After a couple of weeks, she did get in touch with him again. But something was wrong. She was very agitated. It seemed that food was disappearing from her ‘fridge. She would put in dinner leftovers, and the next day the plate was empty. Some stranger must be sneaking into the trailer after she went to bed. The man didn’t buy this story. He thought it was hooey. His mom was old and could be imagining things. But he went along with her all the same. If she was scared of intruders, she might want him around for protection.

As time went on, she became more and more disturbed about the missing food. You might even say she was growing demented. She was so concerned, she started eating out all the time. That way, no morsel of nourishment remained in the place to attract burglars.

Then one day, police officers contacted the man. He was afraid they were running him in for vagrancy, but that wasn’t it. His mother had completely disappeared. None of her personal items were gone, not even clothes. Not one of her friends had any idea what might have become of her.

Eventually she was ruled missing and presumed dead. As it happened, the man inherited her mobile home and all the rest of her possessions. His recent kindness must have paid off. She had owned the trailer free and clear, and her spot in the trailer park was paid up for several months in advance. It looked like he would have no worries for quite some time.

But a weird little surprise was waiting for him when he moved in. Like I said, all his mom’s things were still there. He had no need for alot of women’s dresses, so his first task was to search the trailer for stuff he could sell. When he got to the living room, he glanced up at that black velvet painting he had given away all those weeks before. He could certainly get a few bucks for it now. The unexpected sight gave him a turn. When he had first found it in the dump, the painted boy was a spindly, pitiful waif. But apparently someone had painted over the figure. Now the boy looked plump and happy and contented.

This wasn’t right at all. Who could have done such a thing? Not his mother. She had been pleased with the painting the way it was. It began to look more and more like she had been right all along. Some stranger had been breaking in.

This notion seemed even more possible as weeks went by. He started to notice his leftovers vanishing from the refrigerator. Whoever did it left no signs of how he got through the locked doors. And certainly no thief ever woke him up. As he usually drank himself to sleep, this wasn’t too odd, though. In the end, he tried the very same thing his mother did. He ate all his meals at the Burger King and left no crumb in the home at all. That should have ended the break-ins.

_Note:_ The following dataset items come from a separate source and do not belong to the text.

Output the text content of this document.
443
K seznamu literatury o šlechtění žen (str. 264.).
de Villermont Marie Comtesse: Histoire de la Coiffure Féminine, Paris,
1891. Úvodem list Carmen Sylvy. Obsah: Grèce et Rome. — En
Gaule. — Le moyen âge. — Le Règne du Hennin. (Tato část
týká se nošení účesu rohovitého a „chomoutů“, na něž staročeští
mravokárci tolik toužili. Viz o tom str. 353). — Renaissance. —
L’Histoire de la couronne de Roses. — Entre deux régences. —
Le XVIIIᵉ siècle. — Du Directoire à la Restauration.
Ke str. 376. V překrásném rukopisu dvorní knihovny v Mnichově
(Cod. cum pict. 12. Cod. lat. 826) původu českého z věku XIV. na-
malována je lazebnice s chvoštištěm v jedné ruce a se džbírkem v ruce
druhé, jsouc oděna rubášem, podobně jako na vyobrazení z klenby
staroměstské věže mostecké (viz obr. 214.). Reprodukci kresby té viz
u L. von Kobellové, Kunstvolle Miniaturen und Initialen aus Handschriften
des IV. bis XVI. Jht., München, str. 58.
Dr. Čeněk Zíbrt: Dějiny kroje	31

For a while, he thought it did. Then, he saw that somebody had once again repainted the boy. The figure became gradually skinnier and skinnier. Whoever did this must have sneaked in every night. Soon, the kid was as scrawny as he had been in the beginning. He didn’t look exactly the same, though. Before, his starving face had been weary and resigned. Now, it glared off the velvet canvas with an angry, malevolent scowl. It was so threatening and off-putting, the man could hardly stand to look at it.

The man was growing more and more enraged at this vandalism. It was an ugly, pointless invasion of his home, and he would put a stop to it. For once, he intended to do without his gin. He would sit right in front of the painting and wait for the intruder to appear.

Days later, the police were summoned. The man had not been seen by anyone for some time. Cops had to force the door to get in, and they searched everything. But apparently he had disappeared just as completely as his mother had. The black velvet painting was still there, though. It showed the fat, happy boy, not the thin one.

This picture really wasn’t worth much, so I imagine it went back to the landfill in the flats. That’s exactly where it belongs. Even so, bums and vagrants comb through that junk all the time. So if you should ever acquire such a black velvet painting, don’t take any chances. Keep plenty of food handy. Just in case.
 
Low Roads Story #99

Crossing the Lion


Out in the wilds of the western hills is a miserable looking one-story shack. It’s pretty well hidden and few people have ever seen it. This place used to belong to a horrible, hardhearted woman, the final member of the Four Corners Coven. It was where she practiced her awful research into the mystery of life and death.

Inside, were dozens and dozens of wire cages. They were there to hold stray cats and dogs she would collect. These were not pets. Once each night, for years and years, she would strap one down to her crude wooden worktable and dissect it with operating tools. She was obsessed with seeing how long she could keep each animal from dying. Maybe she would eventually find a technique to keep it alive for good. That was her aim, to ultimately beat death. So, she tried many different approaches. She would severe off the head, or split the belly and remove the organs one by one. She would insert tubes and feed chemicals into their veins. She would cut loose the spine and hook the end to a car battery, but none of her experiments seemed to work.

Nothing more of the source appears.